Plötzlich sah uns der Junge an, als wäre ihm etwas Entscheidendes klar geworden …
„Ja, ich glaube, sie hat vielleicht schon seit deiner Kindheit auf dich aufgepasst“, sagte ich.
„Das kann doch nicht sein …“, sagte er.
„Hey, aber du hast kaum etwas gesagt … Was weißt du noch?“, fragte Aquarina.
„Na ja … neulich bin ich herumgelaufen, um Erdbeeren zu suchen, und als ich eine neue Frucht mit einer seltsamen violetten Farbe gefunden habe, hat mich eine große Krähe daran gehindert, sie zu essen, hat die Früchte gepackt und sie auf den Boden geschleudert, während sie mich wütend angeschrien hat …“, erzählte Zack.
„Oh … das war Ninhursag, oder?“, fragte ich.
„Ich weiß nicht, aber diese Krähe hat mich echt genervt, also bin ich weggerannt … Ich hatte Angst, dass sie noch mehr Freunde holen würde und sie mich dann alle vollscheißen würden oder so …“, seufzte Zack.
„Hahaha! Das wäre lustig gewesen!“, sagte Aquarina.
„Ach, halt die Klappe, du Shrimp …“, seufzte Zack.
„Wen nennst du hier Shrimp, Gorilla?!“, brüllte Aquarina.

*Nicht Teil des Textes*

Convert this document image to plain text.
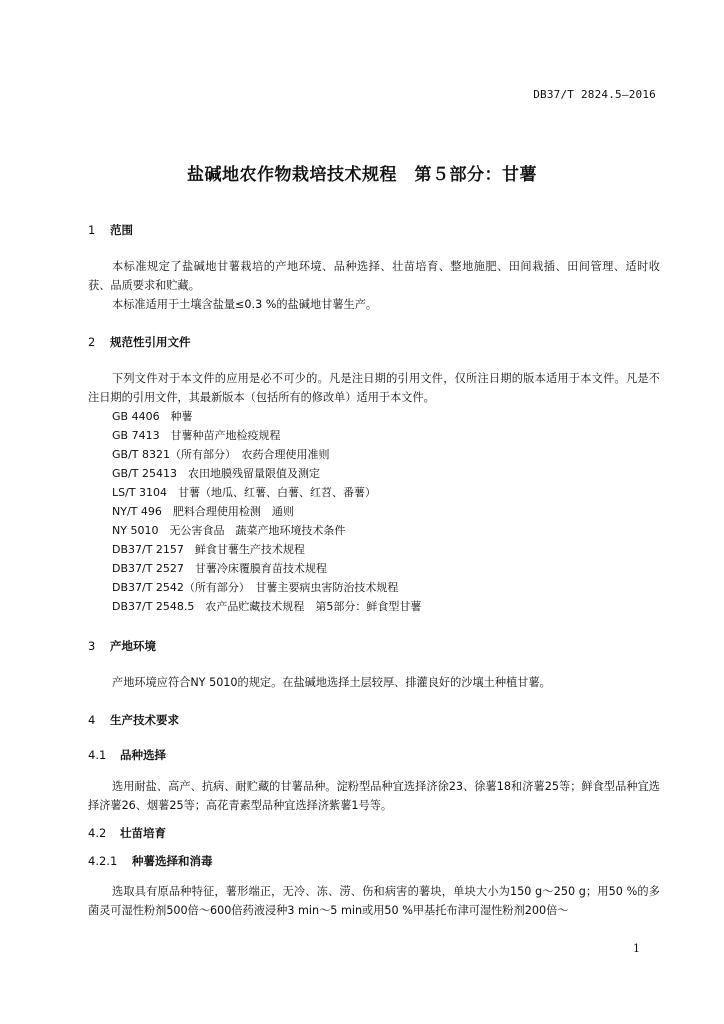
DB37/T 2824.5—2016
盐碱地农作物栽培技术规程　第５部分：甘薯
1 范围
本标准规定了盐碱地甘薯栽培的产地环境、品种选择、壮苗培育、整地施肥、田间栽插、田间管理、适时收获、品质要求和贮藏。
本标准适用于土壤含盐量≤0.3 %的盐碱地甘薯生产。
2 规范性引用文件
下列文件对于本文件的应用是必不可少的。凡是注日期的引用文件，仅所注日期的版本适用于本文件。凡是不注日期的引用文件，其最新版本（包括所有的修改单）适用于本文件。
GB 4406　种薯
GB 7413　甘薯种苗产地检疫规程
GB/T 8321（所有部分）　农药合理使用准则
GB/T 25413　农田地膜残留量限值及测定
LS/T 3104　甘薯（地瓜、红薯、白薯、红苕、番薯）
NY/T 496　肥料合理使用检测　通则
NY 5010　无公害食品　蔬菜产地环境技术条件
DB37/T 2157　鲜食甘薯生产技术规程
DB37/T 2527　甘薯冷床覆膜育苗技术规程
DB37/T 2542（所有部分）　甘薯主要病虫害防治技术规程
DB37/T 2548.5　农产品贮藏技术规程　第5部分：鲜食型甘薯
3 产地环境
产地环境应符合NY 5010的规定。在盐碱地选择土层较厚、排灌良好的沙壤土种植甘薯。
4 生产技术要求
4.1 品种选择
选用耐盐、高产、抗病、耐贮藏的甘薯品种。淀粉型品种宜选择济徐23、徐薯18和济薯25等；鲜食型品种宜选择济薯26、烟薯25等；高花青素型品种宜选择济紫薯1号等。
4.2 壮苗培育
4.2.1 种薯选择和消毒
选取具有原品种特征，薯形端正，无冷、冻、涝、伤和病害的薯块，单块大小为150 g～250 g；用50 %的多菌灵可湿性粉剂500倍～600倍药液浸种3 min～5 min或用50 %甲基托布津可湿性粉剂200倍～
1
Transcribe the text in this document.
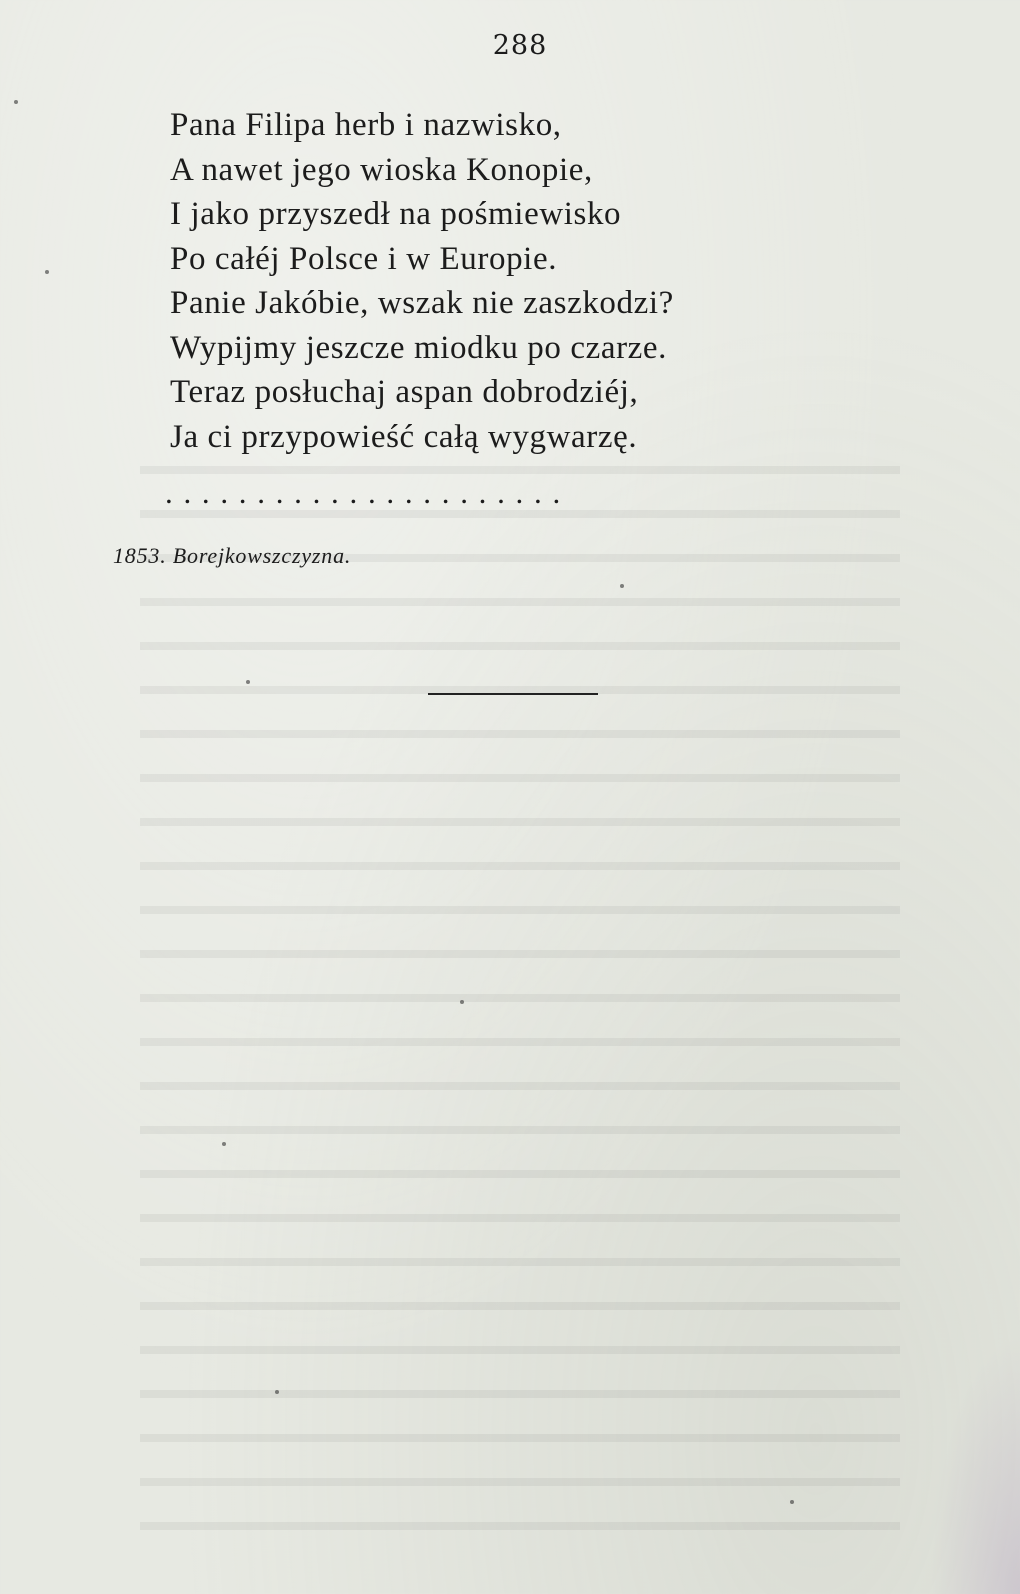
288
Pana Filipa herb i nazwisko,
A nawet jego wioska Konopie,
I jako przyszedł na pośmiewisko
Po całéj Polsce i w Europie.
Panie Jakóbie, wszak nie zaszkodzi?
Wypijmy jeszcze miodku po czarze.
Teraz posłuchaj aspan dobrodziéj,
Ja ci przypowieść całą wygwarzę.
......................
1853. Borejkowszczyzna.
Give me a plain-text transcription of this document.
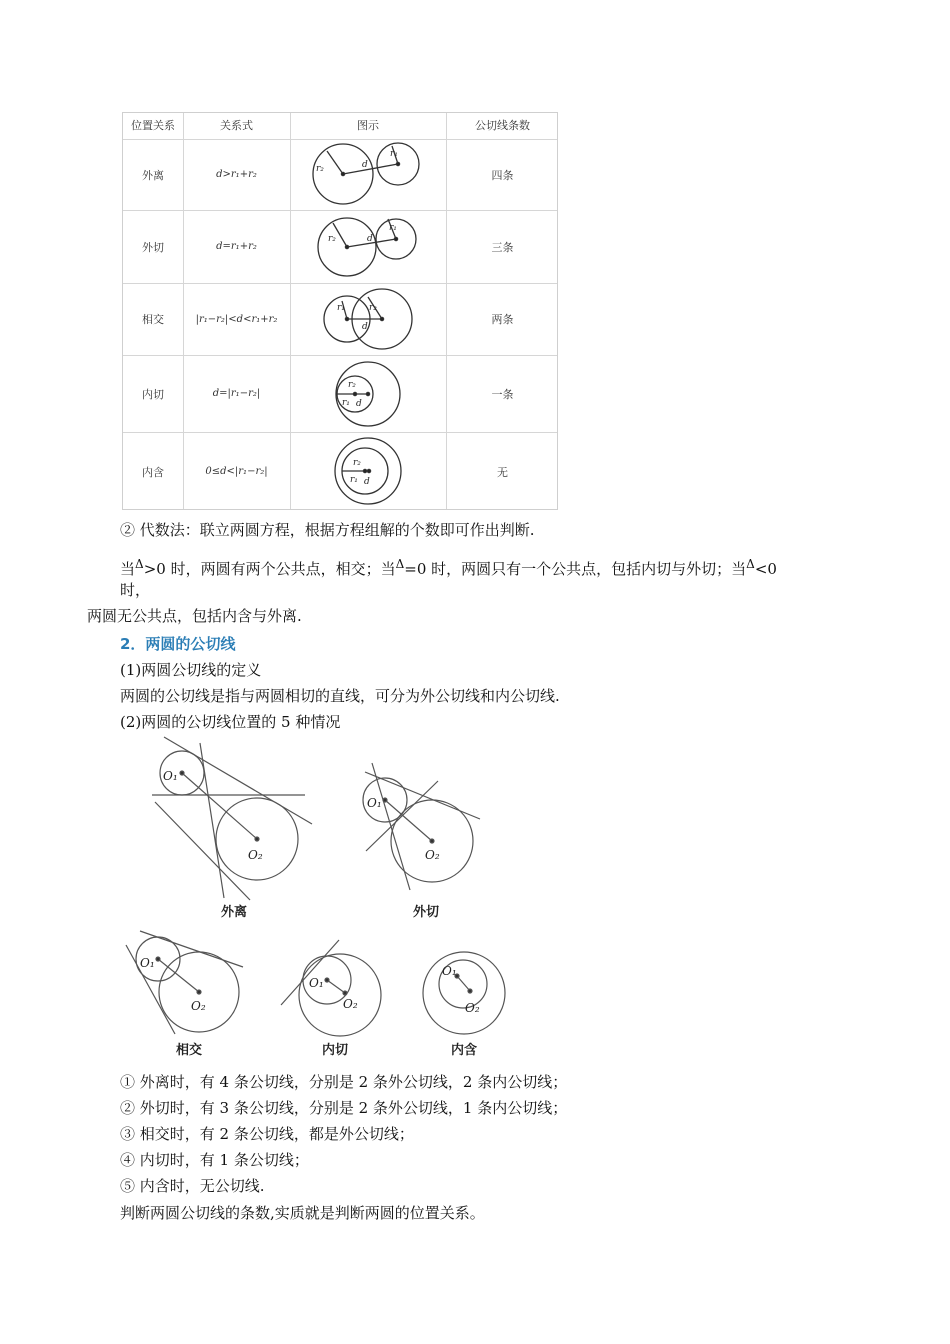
位置关系	关系式	图示	公切线条数
外离	d>r₁+r₂	四条
外切	d=r₁+r₂	三条
相交	|r₁−r₂|<d<r₁+r₂	两条
内切	d=|r₁−r₂|	一条
内含	0≤d<|r₁−r₂|	无
r₂	d
r₁
r₂	d
r₁
r₁	r₂
d
r₂
r₁ d
r₂
r₁ d
② 代数法：联立两圆方程，根据方程组解的个数即可作出判断.
当$^\Delta$>0 时，两圆有两个公共点，相交；当$^\Delta$=0 时，两圆只有一个公共点，包括内切与外切；当$^\Delta$<0
时，
两圆无公共点，包括内含与外离.
2．两圆的公切线
(1)两圆公切线的定义
两圆的公切线是指与两圆相切的直线，可分为外公切线和内公切线.
(2)两圆的公切线位置的 5 种情况
O₁
O₂
外离
O₁
O₂
外切
O₁
O₂
相交
O₁
O₂
内切
O₁
O₂
内含
① 外离时，有 4 条公切线，分别是 2 条外公切线，2 条内公切线；
② 外切时，有 3 条公切线，分别是 2 条外公切线，1 条内公切线；
③ 相交时，有 2 条公切线，都是外公切线；
④ 内切时，有 1 条公切线；
⑤ 内含时，无公切线.
判断两圆公切线的条数,实质就是判断两圆的位置关系。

„G-Gorilla?! Ist das mein neuer Spitzname?“, fragte Zack mit wütendem Gesichtsausdruck.
„Du bist ein brutaler Gorilla!“, sagte Aquarina, während sie die Arme verschränkte und die Augenbrauen zusammenzog.
Ich streichelte ihr über den Kopf und tätschelte ihre Schulter.
„Aquarina, beruhige dich, sei nicht so aggressiv … Und Zack, hör auf, sie Shrimp zu nennen“, sagte ich.
„… Seufz. Okay…“, seufzte Zack und wandte seinen Blick ab.
„N-Nur weil du mich darum bittest, Sylphy…“, sagte Aquarina.